Solo por eso valdría la pena leerlo, pero es que, como él mismo dice, no resulta necesario contar hoy las bondades de la inteligencia artificial, el 5G o el Internet de las Cosas. Las propias compañías tecnológicas, hoy mucho más poderosas que las petroleras, se ocupan de hacerlo apoyadas por fuertes y costosos equipos de comunicación. Pero tampoco ocultar sus logros. De ahí la validez de su discurso. Ese “ni para ti ni para mí” que hace tan necesaria su lectura para los que a menudo vivimos imbuidos del espíritu tecnológico y de las novedades que arrastra. O sea, para casi todos en 2024.

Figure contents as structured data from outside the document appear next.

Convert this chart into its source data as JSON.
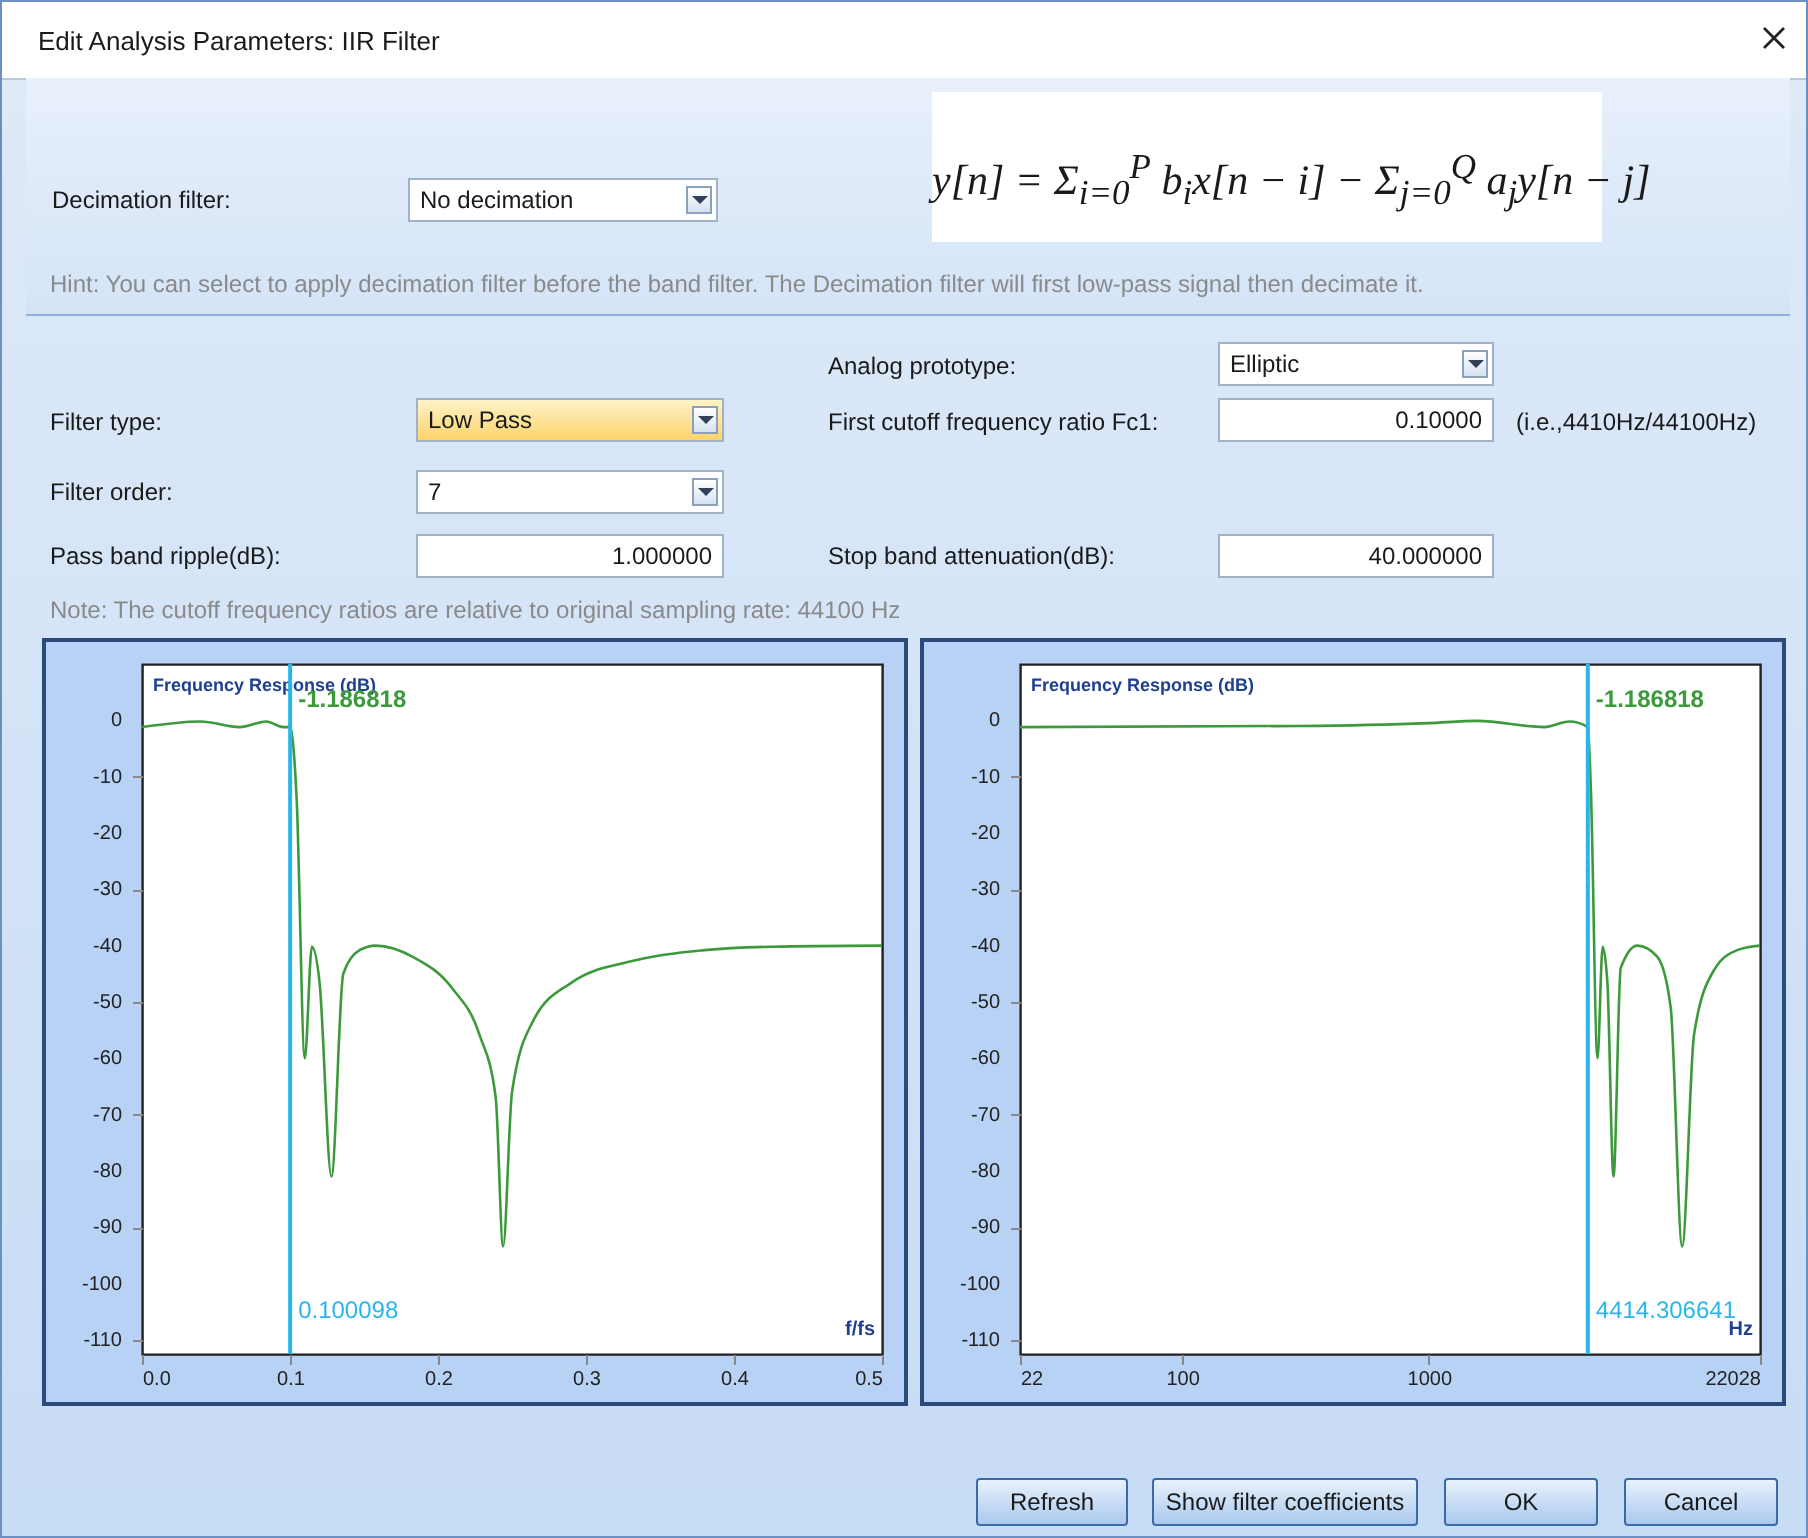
{
  "chart_data": [
    {
      "type": "other",
      "title": "Edit Analysis Parameters: IIR Filter",
      "annotations": [
        "Decimation filter:",
        "No decimation",
        "Hint: You can select to apply decimation filter before the band filter. The Decimation filter will first low-pass signal then decimate it.",
        "Analog prototype:",
        "Elliptic",
        "Filter type:",
        "Low Pass",
        "First cutoff frequency ratio Fc1:",
        "0.10000",
        "(i.e.,4410Hz/44100Hz)",
        "Filter order:",
        "7",
        "Pass band ripple(dB):",
        "1.000000",
        "Stop band attenuation(dB):",
        "40.000000",
        "Note: The cutoff frequency ratios are relative to original sampling rate: 44100 Hz",
        "Refresh",
        "Show filter coefficients",
        "OK",
        "Cancel",
        "y[n] = Σ$_{i=0}$$^{P}$ b$_{i}$x[n − i] − Σ$_{j=0}$$^{Q}$ a$_{j}$y[n − j]"
      ]
    },
    {
      "type": "line",
      "ylabel": "Frequency Response (dB)",
      "xlabel": "f/fs",
      "xlim": [
        0,
        0.5
      ],
      "ylim": [
        -112.5,
        10
      ],
      "xticks": [
        {
          "value": 0,
          "label": "0.0"
        },
        0.1,
        0.2,
        0.3,
        0.4,
        0.5
      ],
      "yticks": [
        0,
        -10,
        -20,
        -30,
        -40,
        -50,
        -60,
        -70,
        -80,
        -90,
        -100,
        -110
      ],
      "x": [
        0,
        0.0395,
        0.066,
        0.084,
        0.0955,
        0.1,
        0.1045,
        0.11,
        0.1148,
        0.12,
        0.128,
        0.136,
        0.147,
        0.158,
        0.183,
        0.21,
        0.228,
        0.239,
        0.244,
        0.25,
        0.264,
        0.29,
        0.335,
        0.38,
        0.425,
        0.5
      ],
      "series": [
        {
          "color": "#3c9a3c",
          "values": [
            -1.2,
            -0.2,
            -1.2,
            -0.2,
            -1.2,
            -1.2,
            -14,
            -60,
            -40.2,
            -46.6,
            -81,
            -45,
            -40.8,
            -40,
            -42,
            -47.7,
            -55.8,
            -67,
            -93.4,
            -66,
            -53.5,
            -46.6,
            -42.5,
            -40.8,
            -40.2,
            -40
          ]
        }
      ],
      "ref_lines": [
        {
          "axis": "x",
          "value": 0.100098,
          "label": "0.100098",
          "color": "#29b6e8"
        }
      ],
      "annotations": [
        {
          "text": "-1.186818",
          "x": 0.100098,
          "y": -1.186818
        }
      ]
    },
    {
      "type": "line",
      "ylabel": "Frequency Response (dB)",
      "xlabel": "Hz",
      "log": "x",
      "xlim": [
        22,
        22028
      ],
      "ylim": [
        -112.5,
        10
      ],
      "xticks": [
        22,
        100,
        1000,
        22028
      ],
      "yticks": [
        0,
        -10,
        -20,
        -30,
        -40,
        -50,
        -60,
        -70,
        -80,
        -90,
        -100,
        -110
      ],
      "x": [
        22,
        300,
        1000,
        1575,
        2940,
        3715,
        4414,
        4540,
        4830,
        5070,
        5300,
        5610,
        6000,
        7010,
        8450,
        9570,
        10650,
        11900,
        14360,
        17800,
        22028
      ],
      "series": [
        {
          "color": "#3c9a3c",
          "values": [
            -1.2,
            -1.0,
            -0.5,
            -0.1,
            -1.2,
            -0.2,
            -1.2,
            -12,
            -60,
            -40.2,
            -46.6,
            -81,
            -44,
            -40,
            -42,
            -51,
            -93.4,
            -55.8,
            -44.3,
            -40.8,
            -40
          ]
        }
      ],
      "ref_lines": [
        {
          "axis": "x",
          "value": 4414.306641,
          "label": "4414.306641",
          "color": "#29b6e8"
        }
      ],
      "annotations": [
        {
          "text": "-1.186818",
          "x": 4414.306641,
          "y": -1.186818
        }
      ]
    }
  ]
}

Comienza el narrador israelí su historia de la información con 234 páginas donde no termina de entrar en materia. No al menos en lo que más concierne al lector actual: las redes sociales, la inteligencia artificial o el modo en el que los algoritmos impactan en nuestras vidas. Las razones, al cabo, por las que muchos nos hemos comprado este libro.
Sostiene, eso sí, otras ideas interesantes. Que las ficciones son más eficaces para construir sociedades cooperativas que la representación de la realidad. Dice que la Biblia ha sido más operativa para cohesionar sociedades que El origen de las especies, de Darwin. Y que la teoría hoy ampliamente aceptada de que la información conduce a la verdad, y de ahí a la sabiduría y al poder, es una “idea ingenua de la información”.
Ilustrado con un goteo inagotable de ejemplos, llega también a otra conclusión. Sostiene que la diferencia entre democracias y dictaduras radica en cómo gestionan la información. Las dictaduras –dice– se preocupan más por controlar los datos que por comprobar su verdadero valor; las democracias, en cambio, son redes de información transparentes en las que los ciudadanos pueden evaluar y, si es necesario, corregir los datos erróneos.
«El autor, que dedica dos horas del día a la meditación y no lleva móvil, se está convirtiendo libro a libro en el gurú involuntario de Silicon Valley»
En la segunda parte empieza lo realmente interesante del libro. Donde se acuña el término verdaderamente válido del pensador hebreo: el telón de silicio. En clara analogía con el término acuñado por Winston Churchill tras el final de la Segunda Guerra Mundial, Harari habla de una barrera que se interpone entre nosotros y otras personas, semejantes a nosotros, que en algún momento hemos dejado al otro lado del algoritmo.
Personas con las que ya no tenemos contacto porque no piensan como nosotros, o no comparten las mismas aficiones y, por tanto, han dejado de aparecer en el feed de nuestras redes sociales. Son amenazas que, incluso los que nos dedicamos a esto, muchas veces no vemos venir, enfrascados en nuestro día a día. Simplemente ese telón se desploma y te deja atrapado a un lado, rodeado de personas que piensan como tú y ajena a muchas otras, aunque vivan en la misma calle. Pero, como decíamos, no es la de Harari únicamente una visión apocalíptica de lo que nos espera. También habla de la capacidad de diseñar buenos algoritmos de las compañías tecnológicas cuando realmente se lo proponen. Y cita como ejemplo a Google, que ha sido capaz de eliminar un 99,9% del spam o del correo no deseado que antes inundaba nuestros buzones.
Y de la capacidad de las sociedades democráticas para evitar los excesos de la inteligencia artificial. Si nos esforzamos, dice, podremos crear un mundo mejor. “Esto no es ingenuidad, es realismo. En su día todo lo viejo fue nuevo. La única constante de la historia es el cambio”, concluye.